A benchmarked example shown in CE Multi-core Overhead Analysis suggests that cache maintenance is the significant overhead in the multi-core architecture. I see Step 4 is about 21000 microseconds (~ 95.0%) but this step is related to Activating, processing, deactivating the codec (from what I have understood is a fast process). Others steps including invalidation and write back buffers are about 2% of overhead (and I assume these are the lowest processes). Could anybody clarify this point?

Regards,
gaston

  • Hello Gaston:

        The benchmark example found that the cache overhead (Sum of steps 3 and 5) was about 3.8 % of the total processing time.

        Steps 1 + 2 + 6 + 7 - 150 microseconds ~ 0.7%
        Step 3 - 500 microseconds ~ 1.8%
        Step 4 - 21000 microseconds ~ 95.0%
        Step 5 - 450 microseconds ~ 2.0%
        Step 4 includes the processing time for the algorithm, which in this case was a video decoder, taking about 21 ms per frame.  This processing time includes the codec engine activation and deactivation of the algorithm, the time for which is not explicitly given, but assumed to be negligible compared to the video decoder.
     
        So the total overhead (cache plus other) surrounding the execution of the video decode appears to be around 4.5% in this example.
    - Gil
  • This article explains a bit more about why cache is a concern, and the operations necessary for frameworks like Codec Engine:
         
    http://processors.wiki.ti.com/index.php/Cache_Management

    If you're the algorithm author, and you know some of these cache management overheads are unnecessary, the CE Overhead article you reference contains several techniques for optimizing/eliminating the cache management happening within CE.

    Chris

  • Gil,

    Thank you for giving more details. Anyway, I'm not sure if this is a good example to show the cache overhead because it is much lower than the processing time for the algorithm.
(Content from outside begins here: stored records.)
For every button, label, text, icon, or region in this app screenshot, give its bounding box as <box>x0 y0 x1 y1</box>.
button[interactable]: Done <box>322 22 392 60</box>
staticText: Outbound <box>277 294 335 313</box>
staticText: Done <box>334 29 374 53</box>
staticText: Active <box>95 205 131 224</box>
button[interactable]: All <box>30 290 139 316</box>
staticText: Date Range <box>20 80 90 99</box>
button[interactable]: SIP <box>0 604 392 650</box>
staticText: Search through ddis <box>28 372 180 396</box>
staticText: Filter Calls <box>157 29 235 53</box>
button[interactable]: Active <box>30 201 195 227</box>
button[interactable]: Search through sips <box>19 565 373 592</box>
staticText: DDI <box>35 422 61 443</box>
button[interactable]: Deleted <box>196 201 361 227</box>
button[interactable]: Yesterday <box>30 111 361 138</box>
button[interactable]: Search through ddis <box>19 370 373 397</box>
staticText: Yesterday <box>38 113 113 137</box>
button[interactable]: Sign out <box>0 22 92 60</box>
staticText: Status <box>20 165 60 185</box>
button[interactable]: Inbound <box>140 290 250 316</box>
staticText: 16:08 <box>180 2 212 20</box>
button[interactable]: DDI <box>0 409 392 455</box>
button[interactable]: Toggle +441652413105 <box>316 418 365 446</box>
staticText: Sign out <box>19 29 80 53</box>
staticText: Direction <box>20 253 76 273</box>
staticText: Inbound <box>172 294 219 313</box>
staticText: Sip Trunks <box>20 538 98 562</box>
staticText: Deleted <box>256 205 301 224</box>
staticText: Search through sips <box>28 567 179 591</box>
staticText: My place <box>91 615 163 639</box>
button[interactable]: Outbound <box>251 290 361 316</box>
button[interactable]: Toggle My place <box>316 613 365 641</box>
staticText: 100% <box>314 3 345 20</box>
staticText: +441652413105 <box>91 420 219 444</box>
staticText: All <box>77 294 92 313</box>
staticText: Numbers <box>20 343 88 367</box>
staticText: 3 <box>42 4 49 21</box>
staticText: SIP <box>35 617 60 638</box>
In this case I'd use another example (i.e. universal copy) that implements a faster algorithm (memcpy) compared to the Inv / Wb buffer management.What's your opinion?

    Regards,
    gaston

  • Gaston:

        Overhead time applies to anything other than the algorithm processing time, so it's best to use a real-world example, in this case a video decoder, to see realistic cache overhead percentages.

        Using universal copy in place of the *algorithm* would only change the cache overhead percentages, not the actual cache overhead time, assuming the I/O buffers are the same size and number. 

        It seems to me the video decoder example is better because it is a *real* algorithm, which nevertheless shows a non-negligible impact due to cache operations.

    Regards,

    - Gil